Constipation is a common digestive issue that can cause discomfort, bloating, and even pain. While dietary changes and hydration are essential for relieving constipation, regular physical activity—particularly yoga—can play a significant role in promoting healthy digestion. Yoga helps stimulate the digestive tract, encourages peristalsis (the wave-like movement of intestines), and reduces stress, all of which can contribute to better bowel movements.
Here are five effective yoga asanas (poses) that can help relieve constipation naturally:
1. Pawanmuktasana (Wind-Relieving Pose)
How to do it:
- Lie flat on your back with your legs extended and arms by your side.
- Inhale deeply and bring your right knee towards your chest.
- Interlock your fingers around your knee and gently press it into your abdomen.
- Lift your head and chest to bring your nose closer to the knee.
- Hold the position for 20–30 seconds while breathing normally.
- Exhale and release. Repeat with the left leg, then with both legs together.
Benefits:
This pose is particularly effective for stimulating the abdominal organs, reducing bloating, and releasing trapped gas. It massages the intestines and aids in moving stool through the digestive tract.
2. Ardha Matsyendrasana (Half Spinal Twist Pose)
How to do it:
- Sit on the floor with your legs extended.
- Bend your right knee and place your right foot over your left leg, resting it on the outside of your left thigh.
- Bend your left leg so the left foot rests near your right hip.
- Inhale, lengthen your spine, and as you exhale, twist your torso to the right.
- Place your right hand on the floor behind you for support and your left elbow on the outside of your right knee.
- Hold the pose for 30 seconds to a minute. Repeat on the other side.
Benefits:
This twisting pose massages the abdominal organs, including the intestines and liver, promoting better digestion and bowel function. It also helps detoxify the digestive tract.
3. Balasana (Child’s Pose)
How to do it:
- Kneel on the floor with your big toes touching and knees spread apart.
- Sit back on your heels and stretch your arms forward, lowering your forehead to the mat.
- Relax your torso between your thighs and breathe deeply.
- Stay in this pose for 1–2 minutes or longer, focusing on deep, steady breathing.
Benefits:
Child’s Pose is a restorative posture that calms the mind and relieves tension in the abdomen. The gentle pressure on the belly helps stimulate bowel movement and provides relief from bloating and cramps.

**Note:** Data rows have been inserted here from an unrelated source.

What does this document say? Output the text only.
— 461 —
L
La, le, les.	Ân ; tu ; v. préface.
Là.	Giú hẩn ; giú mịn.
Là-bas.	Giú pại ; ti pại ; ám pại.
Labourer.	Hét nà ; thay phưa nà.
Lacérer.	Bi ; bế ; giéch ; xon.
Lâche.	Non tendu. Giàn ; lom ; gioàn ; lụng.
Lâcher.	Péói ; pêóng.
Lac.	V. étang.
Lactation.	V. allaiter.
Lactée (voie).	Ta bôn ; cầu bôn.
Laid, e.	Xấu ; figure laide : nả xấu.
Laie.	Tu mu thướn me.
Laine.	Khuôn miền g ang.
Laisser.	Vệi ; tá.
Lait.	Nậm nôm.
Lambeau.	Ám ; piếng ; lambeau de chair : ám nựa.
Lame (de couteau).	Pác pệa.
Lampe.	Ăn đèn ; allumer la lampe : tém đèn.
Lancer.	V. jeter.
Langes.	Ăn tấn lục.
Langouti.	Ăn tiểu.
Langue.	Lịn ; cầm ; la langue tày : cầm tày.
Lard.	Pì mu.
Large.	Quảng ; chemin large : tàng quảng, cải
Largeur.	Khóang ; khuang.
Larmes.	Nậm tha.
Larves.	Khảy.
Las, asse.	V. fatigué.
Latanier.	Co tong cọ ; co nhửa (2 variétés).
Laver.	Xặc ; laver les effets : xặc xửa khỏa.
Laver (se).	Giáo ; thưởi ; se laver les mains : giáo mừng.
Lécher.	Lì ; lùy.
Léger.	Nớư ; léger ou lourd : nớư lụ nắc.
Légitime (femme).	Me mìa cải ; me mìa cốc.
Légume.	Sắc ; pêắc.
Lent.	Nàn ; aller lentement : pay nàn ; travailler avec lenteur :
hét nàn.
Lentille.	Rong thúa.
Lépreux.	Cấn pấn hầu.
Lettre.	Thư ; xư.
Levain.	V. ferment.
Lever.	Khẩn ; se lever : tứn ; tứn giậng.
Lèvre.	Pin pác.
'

4. Malasana (Garland Pose or Yogic Squat)
How to do it:
- Stand with your feet slightly wider than hip-width apart.
- Squat down slowly, keeping your back straight and heels on the floor (or use a rolled towel under heels if needed).
- Bring your palms together at the center of your chest in a prayer position.
- Use your elbows to gently press your knees apart.
- Hold for 30 seconds to 1 minute, breathing deeply.
Benefits:
This pose naturally aligns the colon and aids in the elimination process. It opens the hips and pelvis and improves digestion. The squatting position is one of the most effective for promoting a healthy bowel movement.
5. Setu Bandhasana (Bridge Pose)
How to do it:
- Lie flat on your back with your knees bent and feet hip-width apart, flat on the floor.
- Place your arms beside your body with palms facing down.
- Inhale and lift your hips toward the ceiling, keeping your shoulders and feet grounded.
- Clasp your hands under your back and stay in the pose for 30 seconds to 1 minute.
- Exhale and gently lower your hips back down.
Benefits:
Bridge Pose stimulates the abdominal organs and improves blood circulation to the digestive system. It also strengthens the lower back and can relieve stress, which is a known contributor to digestive problems.
Final Tips:
- Consistency is key: Practicing these poses regularly can improve bowel health over time.
- Hydrate well: Yoga works best for constipation relief when paired with adequate water intake.
- Diet matters: High-fiber foods and probiotics can further support digestion.
- Avoid straining: Listen to your body and avoid any movements that cause pain or discomfort.
Conclusion
Yoga is a natural and effective way to relieve constipation and promote overall digestive wellness. The gentle pressure, twists, and stretches of these asanas help massage the internal organs and support regular bowel movements. By incorporating these poses into your daily routine, you can experience not only digestive relief but also increased energy and mental clarity. Always consult a doctor or a certified yoga instructor if you have any underlying health conditions before starting a new yoga regimen.